The event itself was first class as well according to Roebuck. The NHL provided limousines to get the players to the station, hosted a media day and photo shoot, and gave them five star accommodations (“We were like celebrities”).
But the tournament itself was all business. The winner of the qualifier would take home $5,000.00, and only the top two finishers would earn spots in the championship competition. One loss would put a player into a lower bracket. A second loss would send him home instead of to Vegas.
“My first game, I was by far the most nervous for that.” Roebuck said. “But I was lucky enough to pull that one out, it was a real close game.
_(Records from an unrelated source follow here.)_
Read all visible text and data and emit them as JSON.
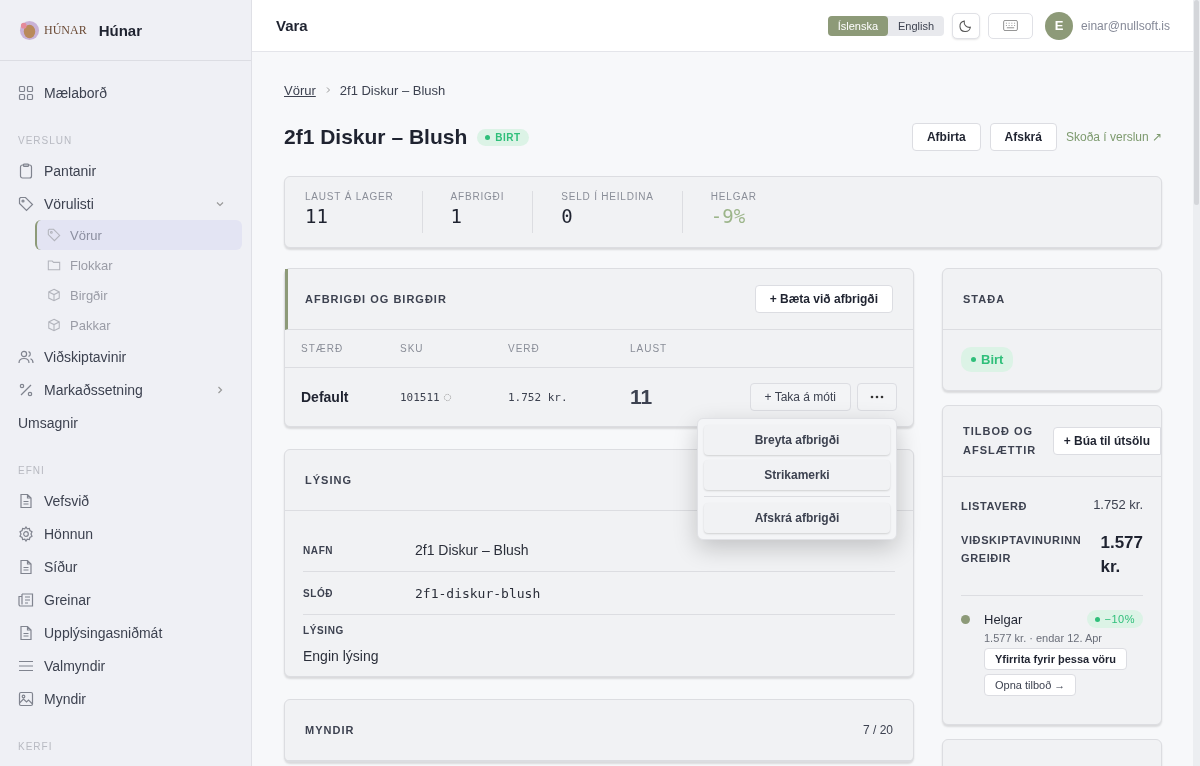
{
  "brand": {
    "logo_text": "HÚNAR",
    "name": "Húnar"
  },
  "sidebar": {
    "top": [
      {
        "label": "Mælaborð",
        "selected": false
      }
    ],
    "sections": [
      {
        "label": "VERSLUN",
        "items": [
          {
            "label": "Pantanir",
            "selected": false
          },
          {
            "label": "Vörulisti",
            "selected": false,
            "expanded": true,
            "children": [
              {
                "label": "Vörur",
                "selected": true
              },
              {
                "label": "Flokkar",
                "selected": false
              },
              {
                "label": "Birgðir",
                "selected": false
              },
              {
                "label": "Pakkar",
                "selected": false
              }
            ]
          },
          {
            "label": "Viðskiptavinir",
            "selected": false
          },
          {
            "label": "Markaðssetning",
            "selected": false,
            "expanded": false
          },
          {
            "label": "Umsagnir",
            "selected": false
          }
        ]
      },
      {
        "label": "EFNI",
        "items": [
          {
            "label": "Vefsvið",
            "selected": false
          },
          {
            "label": "Hönnun",
            "selected": false
          },
          {
            "label": "Síður",
            "selected": false
          },
          {
            "label": "Greinar",
            "selected": false
          },
          {
            "label": "Upplýsingasniðmát",
            "selected": false
          },
          {
            "label": "Valmyndir",
            "selected": false
          },
          {
            "label": "Myndir",
            "selected": false
          }
        ]
      },
      {
        "label": "KERFI"
      }
    ]
  },
  "topbar": {
    "title": "Vara",
    "languages": [
      {
        "label": "Íslenska",
        "selected": true
      },
      {
        "label": "English",
        "selected": false
      }
    ],
    "avatar": "E",
    "email": "einar@nullsoft.is"
  },
  "breadcrumb": [
    "Vörur",
    "2f1 Diskur – Blush"
  ],
  "product": {
    "title": "2f1 Diskur – Blush",
    "status": "BIRT",
    "actions": [
      "Afbirta",
      "Afskrá"
    ],
    "view_link": "Skoða í verslun ↗"
  },
  "stats": [
    {
      "label": "LAUST Á LAGER",
      "value": "11",
      "kind": "number"
    },
    {
      "label": "AFBRIGÐI",
      "value": "1",
      "kind": "number"
    },
    {
      "label": "SELD Í HEILDINA",
      "value": "0",
      "kind": "number"
    },
    {
      "label": "HELGAR",
      "value": "-9%",
      "kind": "change"
    }
  ],
  "variants": {
    "title": "AFBRIGÐI OG BIRGÐIR",
    "add_button": "+ Bæta við afbrigði",
    "columns": [
      "STÆRÐ",
      "SKU",
      "VERÐ",
      "LAUST"
    ],
    "rows": [
      {
        "size": "Default",
        "sku": "101511",
        "price": "1.752 kr.",
        "available": "11",
        "receive_button": "+ Taka á móti"
      }
    ],
    "menu": [
      {
        "label": "Breyta afbrigði",
        "divider_before": false
      },
      {
        "label": "Strikamerki",
        "divider_before": false
      },
      {
        "label": "Afskrá afbrigði",
        "divider_before": true
      }
    ]
  },
  "description": {
    "title": "LÝSING",
    "fields": [
      {
        "label": "NAFN",
        "value": "2f1 Diskur – Blush",
        "kind": "inline"
      },
      {
        "label": "SLÓÐ",
        "value": "2f1-diskur-blush",
        "kind": "mono"
      },
      {
        "label": "LÝSING",
        "value": "Engin lýsing",
        "kind": "stacked"
      }
    ]
  },
  "images": {
    "title": "MYNDIR",
    "count": "7 / 20"
  },
  "status_card": {
    "title": "STAÐA",
    "badge": "Birt"
  },
  "offers": {
    "title": "TILBOÐ OG AFSLÆTTIR",
    "create_button": "+ Búa til útsölu",
    "list_price_label": "LISTAVERÐ",
    "list_price": "1.752 kr.",
    "customer_pays_label": "VIÐSKIPTAVINURINN GREIÐIR",
    "customer_pays": "1.577 kr.",
    "items": [
      {
        "name": "Helgar",
        "color": "#8d9a78",
        "badge": "−10%",
        "detail": "1.577 kr. · endar 12. Apr",
        "override_button": "Yfirrita fyrir þessa vöru",
        "open_button": "Opna tilboð →"
      }
    ]
  }
}
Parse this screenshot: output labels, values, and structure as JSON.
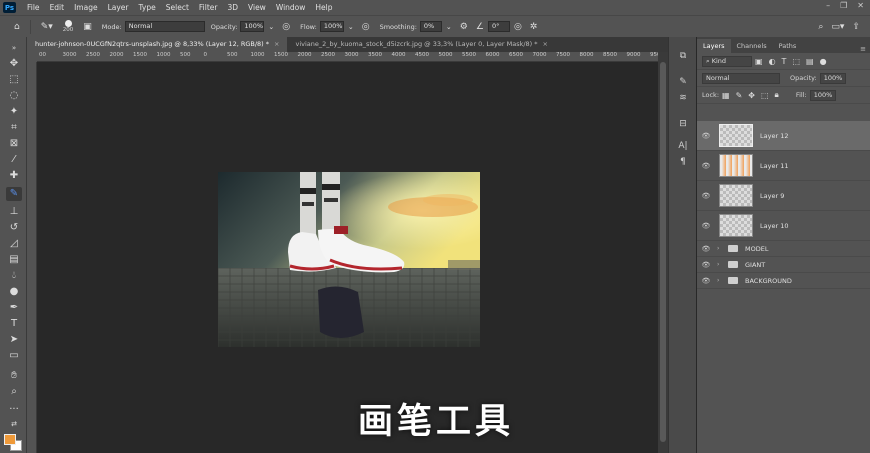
{
  "menubar": {
    "logo": "Ps",
    "items": [
      "File",
      "Edit",
      "Image",
      "Layer",
      "Type",
      "Select",
      "Filter",
      "3D",
      "View",
      "Window",
      "Help"
    ]
  },
  "options": {
    "brush_size": "200",
    "mode_label": "Mode:",
    "mode_value": "Normal",
    "opacity_label": "Opacity:",
    "opacity_value": "100%",
    "flow_label": "Flow:",
    "flow_value": "100%",
    "smoothing_label": "Smoothing:",
    "smoothing_value": "0%",
    "angle_value": "0°"
  },
  "tabs": [
    {
      "label": "hunter-johnson-0UCGfN2qtrs-unsplash.jpg @ 8,33% (Layer 12, RGB/8) *",
      "close": "×"
    },
    {
      "label": "viviane_2_by_kuoma_stock_d5izcrk.jpg @ 33,3% (Layer 0, Layer Mask/8) *",
      "close": "×"
    }
  ],
  "ruler_h": [
    "00",
    "3000",
    "2500",
    "2000",
    "1500",
    "1000",
    "500",
    "0",
    "500",
    "1000",
    "1500",
    "2000",
    "2500",
    "3000",
    "3500",
    "4000",
    "4500",
    "5000",
    "5500",
    "6000",
    "6500",
    "7000",
    "7500",
    "8000",
    "8500",
    "9000",
    "9500",
    "10000",
    "105"
  ],
  "layers_panel": {
    "tabs": [
      "Layers",
      "Channels",
      "Paths"
    ],
    "filter_value": "Kind",
    "blend_value": "Normal",
    "opacity_label": "Opacity:",
    "opacity_value": "100%",
    "lock_label": "Lock:",
    "fill_label": "Fill:",
    "fill_value": "100%",
    "layers": [
      {
        "name": "Layer 12"
      },
      {
        "name": "Layer 11"
      },
      {
        "name": "Layer 9"
      },
      {
        "name": "Layer 10"
      }
    ],
    "groups": [
      {
        "name": "MODEL"
      },
      {
        "name": "GIANT"
      },
      {
        "name": "BACKGROUND"
      }
    ]
  },
  "subtitle": "画笔工具",
  "colors": {
    "foreground": "#ef9a3a",
    "background": "#ffffff",
    "accent": "#31a8ff"
  }
}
But after that I was in the swing of things and kind of just was able to tune everything out.”
He won his first two contests before falling in the upper bracket final. But Roebuck was able to rebound and win the lower bracket finale, setting up a rematch with John Casagranda (aka JohnWaynee90) for the overall championship. And although he eventually fell by a 5-2 score, Roebuck had secured his spot on the game’s big stage.
The new Esports arena in Vegas boasts 50-foot LED screens and seating for hundreds of fans to follow the action live. It’s an experience Roebuck is looking forward to.
“Connecticut was my first land event, and they kind of kept it closed off since it was in a [television] studio,” he said. But when it aired on Twitch (a streaming platform which allows you to broadcast video game play), there was over 22,000 people, which was crazy to see. I think it will be a different experience though having that crowd in Vegas.”